The optical member having the antireflection film of the present invention has good scratch resistance, adhesion and heat resistance,
The decrease in heat resistance over time is small. Therefore, the optical member of the present invention can be suitably used, for example, for a spectacle lens that may be manufactured and stored for a long time.

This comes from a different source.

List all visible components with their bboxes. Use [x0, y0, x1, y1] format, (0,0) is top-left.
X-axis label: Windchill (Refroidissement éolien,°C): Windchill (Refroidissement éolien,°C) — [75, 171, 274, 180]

──────────────────────────────────────────────────続 き Continuation of the front page (56) References JP-A-2-250001 (JP, A) JP-A-2-251901 (JP, A) JP-A-58-130139 (JP, A) JP-A-61- 7683 (JP, A) (58) Field surveyed (Int. Cl. ⁷ , DB name) G02B 1/10

Claims (4)

(57) [Claims] Claims: 1. A synthetic resin substrate is provided on a synthetic resin substrate in order from the substrate side.
A first low refractive index layer composed of a layer containing Y ₂ O ₃ and La ₂ O ₃ and a SiO ₂ layer; a high refractive index layer composed of a mixture containing Y ₂ O ₃ and La ₂ O ₃ ; An optical member having an antireflection film, wherein a second low refractive index layer made of SiO ₂ is laminated. 2. The optical film thickness of the first low refractive index layer to the second low refractive index layer is 500 nm to 500 nm when the design wavelength is λ.
At 600 nm, the first low refractive index layer is 0.15λ to 0.30λ, the high refractive index layer is 0.45λ to 0.55λ, and the second low refractive index layer is 0.20λ to 0.30λ. 2. The reflection layer according to claim 1, wherein the low refractive index layer is 1.50 to 1.65, the high refractive index layer is 1.70 to 1.95, and the second low refractive index layer is 1.43 to 1.47. An optical member having a protective film. 3. An optical member having an antireflection film according to claim 1, wherein a hard coat layer containing an organosilicon compound is provided between the synthetic resin substrate and the first low refractive index layer. . 4. The optical member having an anti-reflection film according to claim 1, wherein the optical member having the anti-reflection film is a spectacle lens.